Mój facet bez koszulki i w samych bokserkach stoi przy kuchence i gotuje. Widzę to od kilku lat, a nadal nie mogę się temu nadziwić i ciągle jestem zachwycona.

- Wyspana? - pyta, gdy wtulam się w jego umięśnione plecy, informując tym o swojej obecności.

- Można tak powiedzieć - odpowiadam ziewając, a wtedy on odwraca się do mnie twarzą i całuje.

Najpierw jest to normalny całus, jednak po chwili przeradza się w namiętny pocałunek. Oktawian łapie moją twarz w swoje dłonie i przerywa, patrząc mi w oczy. 

- Może zostaniesz jeszcze chwilkę? - pyta, a w jego oczach widzę na co ma ochotę.

- O nie, nie, nie - mówię i natychmiast wyplątuję się z jego objęć i uścisków - idę biegać, a ty jeśli się nie pospieszysz to spóźnisz się do pracy. Oktawian jęczy z niezadowoleniem, ale jestem nieugięta. Cmokam go szybko w policzek i wychodzę z domu z butelką wody.

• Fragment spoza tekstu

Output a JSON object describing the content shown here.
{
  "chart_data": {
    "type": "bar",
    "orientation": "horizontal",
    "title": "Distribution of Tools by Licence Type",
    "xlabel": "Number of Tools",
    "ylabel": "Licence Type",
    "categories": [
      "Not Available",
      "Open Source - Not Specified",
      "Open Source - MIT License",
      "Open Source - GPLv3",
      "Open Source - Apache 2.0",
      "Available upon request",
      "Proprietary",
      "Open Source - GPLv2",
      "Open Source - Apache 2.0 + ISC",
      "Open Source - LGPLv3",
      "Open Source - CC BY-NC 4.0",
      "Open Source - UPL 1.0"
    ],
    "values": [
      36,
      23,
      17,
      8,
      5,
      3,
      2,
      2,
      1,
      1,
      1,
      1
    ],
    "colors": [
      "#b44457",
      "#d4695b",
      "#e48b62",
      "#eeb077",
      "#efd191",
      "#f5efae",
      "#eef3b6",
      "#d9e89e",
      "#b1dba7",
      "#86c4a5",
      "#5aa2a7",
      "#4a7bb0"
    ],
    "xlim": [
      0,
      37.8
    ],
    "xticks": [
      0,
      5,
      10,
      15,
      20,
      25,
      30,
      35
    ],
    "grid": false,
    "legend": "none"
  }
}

Ranek jest chłodny, jednak wcale mi to nie przeszkadza. Zadowolona zaczynam biec. Nic tak nie poprawia mi nastroju jak zmęczenie się rano.

Po upływie około dziesięciu minut mój telefon zaczyna dzwonić. Wyciągam go z kieszeni i od razu mam ochotę wyrzucić go jak najdalej. Na wyświetlaczu widnieje numer mojego szefa, a to może oznaczać tylko jedno.

- Kinga - po jego tonie rozpoznaję, że nie dzwoni żeby zapytać o moje samopoczucie - za pół godziny widzę cię w firmie.

- Tak... - nie kończąc zdania odkładam telefon, słysząc dźwięk, który uświadamia mi, że romowa została skończona - świetnie, naprawdę super - mruczę pod nosem i sprintem lecę do domu.

W środku panuje cisza. Moje śniadanie leży na stole, ale nie ma teraz na nie czasu. Wbiegam po trzy schodki na górę i gdy jestem już przy drzwiach łazienki naciskam na klamkę lecz nie ustępują.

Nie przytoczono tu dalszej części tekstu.